Around the campus this kind of behavior encourages everyone to treat Callandrillo as if he were part of the family instead of a two-time Big East scoring champion, Seton Hall's third leading point producer and one of the best-looking guys in the history of the school. Sorry, Rick Cerone. Recently Danny was kidding acting Coach Hoddy Mahon that he was going to join the long list of applicants for the vacant Seton Hall job. "If they hire him," said Mahon, "I'll be his assistant." Says Raftery, who left in November to go into banking and television work, "He came in here as a street kid, sort of a Fonz without the grease. Now everybody loves him."

Every day, usually in the evenings after practice, Danny spends two hours shooting in a gym near his home. During the summer he works out twice a day. His dream is to make it in the pros. "Give me $30,000 a year and I'll pass off every time," he says. "I'd play in the NBA for new sneakers and a meal."

Last Saturday night Seton Hall said goodby to Danny and his family at the team's final regular-season game, a matchup with Boston College. The old gym was jammed, for it was a night on which the outcome—a 92-74 loss that dropped the team's record to 11-15—meant less than the farewell. Callandrillo was honored before and after the game, and at halftime, too. The band played Danny Boy. His parents were given another plate to put on the wall. They sat at courtside, surrounded by what seemed a regiment of relatives. Michael kept giving his benediction to Danny's shots.

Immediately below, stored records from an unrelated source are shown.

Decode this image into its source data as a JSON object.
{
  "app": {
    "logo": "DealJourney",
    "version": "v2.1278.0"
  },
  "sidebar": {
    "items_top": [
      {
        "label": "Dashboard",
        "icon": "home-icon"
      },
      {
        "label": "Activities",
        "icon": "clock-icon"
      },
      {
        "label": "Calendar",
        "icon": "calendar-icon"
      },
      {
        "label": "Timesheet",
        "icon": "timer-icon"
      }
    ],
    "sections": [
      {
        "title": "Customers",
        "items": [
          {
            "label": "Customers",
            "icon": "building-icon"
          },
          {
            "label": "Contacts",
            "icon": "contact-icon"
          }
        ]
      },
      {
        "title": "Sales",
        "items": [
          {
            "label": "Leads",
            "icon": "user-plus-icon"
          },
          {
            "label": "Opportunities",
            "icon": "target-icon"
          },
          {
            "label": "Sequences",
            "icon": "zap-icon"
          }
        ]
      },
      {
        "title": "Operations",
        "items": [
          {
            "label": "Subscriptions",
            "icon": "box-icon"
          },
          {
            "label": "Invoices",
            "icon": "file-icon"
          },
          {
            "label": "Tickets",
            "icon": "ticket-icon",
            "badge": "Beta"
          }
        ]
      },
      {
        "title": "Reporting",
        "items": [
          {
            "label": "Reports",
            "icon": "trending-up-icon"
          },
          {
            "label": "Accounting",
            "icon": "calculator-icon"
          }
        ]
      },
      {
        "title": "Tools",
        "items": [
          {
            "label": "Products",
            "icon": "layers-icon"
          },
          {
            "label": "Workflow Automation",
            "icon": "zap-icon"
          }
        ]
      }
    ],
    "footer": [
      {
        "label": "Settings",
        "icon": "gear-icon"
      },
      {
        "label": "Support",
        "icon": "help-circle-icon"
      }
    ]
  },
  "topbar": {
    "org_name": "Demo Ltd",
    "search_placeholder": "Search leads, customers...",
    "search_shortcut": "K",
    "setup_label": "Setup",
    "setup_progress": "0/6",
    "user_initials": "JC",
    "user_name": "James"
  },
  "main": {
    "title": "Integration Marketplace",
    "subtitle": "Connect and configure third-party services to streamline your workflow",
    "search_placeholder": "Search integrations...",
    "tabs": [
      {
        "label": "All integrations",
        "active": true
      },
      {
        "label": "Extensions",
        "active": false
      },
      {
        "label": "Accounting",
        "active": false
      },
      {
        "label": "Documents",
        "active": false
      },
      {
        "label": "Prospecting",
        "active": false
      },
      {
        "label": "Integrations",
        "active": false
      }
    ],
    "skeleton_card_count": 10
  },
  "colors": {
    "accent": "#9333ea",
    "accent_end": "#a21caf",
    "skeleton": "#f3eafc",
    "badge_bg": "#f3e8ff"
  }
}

His boy scored 36 points, made four steals and once even blocked the jump shot of BC's 6'9" Center Jay Murphy. At the game's end, Danny was replaced so he could be given an ovation. Sitting down, he could look across at his father and the rest of his relatives. Earlier, his parents had been introduced and Michael Callandrillo had raised his arms as the fans cheered. Later, Danny was asked what he was thinking as the clock ticked down. He answered, speaking of the Seton Hall fans as well as his kin, "It was the last time the family would all be together."